The Mudcat Café TM
Thread #115883   Message #3038054
Posted By: Amos
22-Nov-10 - 12:30 PM
Thread Name: BS: Popular Views: the Obama Administration
Subject: RE: BS: Popular Views: the Obama Administration
"I have been to many summits," the European Commission president, José Manuel Barroso, said afterward, but Lisbon was more "intimate, informal" and "a real exchange about the priorities" instead of mere note-reading — and he gave credit to Mr. Obama.

In the end, then, the more common diplomatic dynamic was flipped: Instead of foreign leaders taking advantage of a weakened counterpart, they rallied to his aid — for their own interests as much as Mr. Obama's, given the economic and military stakes.

In particular, they gave Mr. Obama ammunition in his Senate battle for the New Start treaty. He collected a series of supportive statements from European leaders — from Chancellor Angela Merkel of Germany to leaders of former Soviet bloc nations, who remain deeply suspicious of Russia and wary of Mr. Obama's "reset" policy for warmer relations with Russia.

At a news conference after the NATO session, Mr. Obama said, "Unprompted, I have received overwhelming support from our allies here that Start — the New Start treaty — is a critical component to U.S. and European security."

The endorsers, he added, include "those who live right next to Russia, who used to live behind the Iron Curtain, who have the most cause for concern with respect to Russian intentions and who have uniformly said that they will feel safer and more secure if this treaty gets ratified."

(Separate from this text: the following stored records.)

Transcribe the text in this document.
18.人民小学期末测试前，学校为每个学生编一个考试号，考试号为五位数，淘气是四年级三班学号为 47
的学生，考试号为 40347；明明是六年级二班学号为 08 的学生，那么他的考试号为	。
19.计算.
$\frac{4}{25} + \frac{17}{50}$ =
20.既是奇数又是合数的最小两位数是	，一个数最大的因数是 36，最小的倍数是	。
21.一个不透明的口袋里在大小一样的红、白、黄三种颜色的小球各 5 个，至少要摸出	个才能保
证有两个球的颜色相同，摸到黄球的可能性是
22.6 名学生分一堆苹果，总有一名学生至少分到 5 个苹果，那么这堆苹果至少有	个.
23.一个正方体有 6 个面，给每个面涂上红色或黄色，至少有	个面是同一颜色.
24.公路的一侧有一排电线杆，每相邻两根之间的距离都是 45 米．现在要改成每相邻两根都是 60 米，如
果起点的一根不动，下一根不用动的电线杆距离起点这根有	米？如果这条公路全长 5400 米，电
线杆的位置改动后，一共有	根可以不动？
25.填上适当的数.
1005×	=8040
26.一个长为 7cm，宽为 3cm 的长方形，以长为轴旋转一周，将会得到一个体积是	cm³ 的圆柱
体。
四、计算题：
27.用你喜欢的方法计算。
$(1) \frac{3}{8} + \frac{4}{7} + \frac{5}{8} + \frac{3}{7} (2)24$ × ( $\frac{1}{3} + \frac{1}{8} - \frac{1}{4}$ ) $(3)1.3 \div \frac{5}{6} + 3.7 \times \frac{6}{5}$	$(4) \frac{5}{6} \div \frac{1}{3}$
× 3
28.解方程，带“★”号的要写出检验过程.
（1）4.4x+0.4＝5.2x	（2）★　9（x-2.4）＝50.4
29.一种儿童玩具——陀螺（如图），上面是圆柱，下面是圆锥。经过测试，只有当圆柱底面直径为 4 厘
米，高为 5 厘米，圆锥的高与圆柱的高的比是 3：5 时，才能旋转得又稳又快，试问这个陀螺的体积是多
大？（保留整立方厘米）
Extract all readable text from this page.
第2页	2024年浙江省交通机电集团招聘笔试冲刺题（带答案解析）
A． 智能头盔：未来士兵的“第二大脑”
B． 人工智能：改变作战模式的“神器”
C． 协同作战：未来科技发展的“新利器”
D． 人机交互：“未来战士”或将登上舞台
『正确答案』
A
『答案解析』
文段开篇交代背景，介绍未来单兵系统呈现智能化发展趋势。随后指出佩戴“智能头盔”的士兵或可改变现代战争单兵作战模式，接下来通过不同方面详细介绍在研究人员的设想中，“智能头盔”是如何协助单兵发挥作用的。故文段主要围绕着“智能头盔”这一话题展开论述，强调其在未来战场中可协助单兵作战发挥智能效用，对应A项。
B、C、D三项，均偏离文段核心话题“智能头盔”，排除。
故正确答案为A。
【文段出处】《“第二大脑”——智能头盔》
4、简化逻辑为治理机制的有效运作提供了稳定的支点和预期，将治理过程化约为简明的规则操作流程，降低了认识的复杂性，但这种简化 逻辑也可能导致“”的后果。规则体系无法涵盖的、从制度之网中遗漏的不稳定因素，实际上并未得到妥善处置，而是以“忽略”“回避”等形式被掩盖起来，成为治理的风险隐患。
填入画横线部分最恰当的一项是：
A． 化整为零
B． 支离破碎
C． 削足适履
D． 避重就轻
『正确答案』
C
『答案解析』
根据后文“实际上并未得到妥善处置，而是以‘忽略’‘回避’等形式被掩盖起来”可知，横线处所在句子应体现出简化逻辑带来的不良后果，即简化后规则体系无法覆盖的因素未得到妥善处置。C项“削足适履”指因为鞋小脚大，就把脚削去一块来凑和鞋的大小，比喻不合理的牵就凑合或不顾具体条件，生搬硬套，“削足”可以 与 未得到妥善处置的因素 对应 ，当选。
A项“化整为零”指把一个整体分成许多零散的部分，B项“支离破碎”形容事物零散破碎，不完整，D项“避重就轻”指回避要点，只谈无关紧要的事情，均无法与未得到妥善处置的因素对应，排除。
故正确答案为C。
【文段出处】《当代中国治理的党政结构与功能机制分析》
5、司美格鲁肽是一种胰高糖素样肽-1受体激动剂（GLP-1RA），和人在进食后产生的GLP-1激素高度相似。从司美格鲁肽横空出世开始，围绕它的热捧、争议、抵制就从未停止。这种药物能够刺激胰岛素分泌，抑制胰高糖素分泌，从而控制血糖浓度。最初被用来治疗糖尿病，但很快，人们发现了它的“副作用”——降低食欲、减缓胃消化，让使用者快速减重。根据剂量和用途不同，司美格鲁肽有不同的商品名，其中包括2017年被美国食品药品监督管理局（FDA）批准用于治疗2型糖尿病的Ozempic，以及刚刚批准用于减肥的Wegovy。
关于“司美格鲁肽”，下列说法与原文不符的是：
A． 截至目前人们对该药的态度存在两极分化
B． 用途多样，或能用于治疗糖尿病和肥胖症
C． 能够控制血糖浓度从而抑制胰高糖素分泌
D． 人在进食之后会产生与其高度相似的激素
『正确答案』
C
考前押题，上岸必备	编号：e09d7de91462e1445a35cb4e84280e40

Like the Eastern Europeans, NATO leaders more broadly agreed, in effect, that the Mr. Obama's "reset" relationship with Russia had enabled a parallel reset of their own ties with the former Communist bloc leader. The NATO-Russia Council meeting was the first since Russia went to war with Georgia to its south in 2008.

Mr. Obama also made progress drawing Russia into cooperating with, rather than opposing, a new missile defense network in Europe aimed at countering any future threat from Iran. The White House hopes that Russian cooperation could undercut the argument of conservative critics of New Start that the treaty would crimp missile defense plans.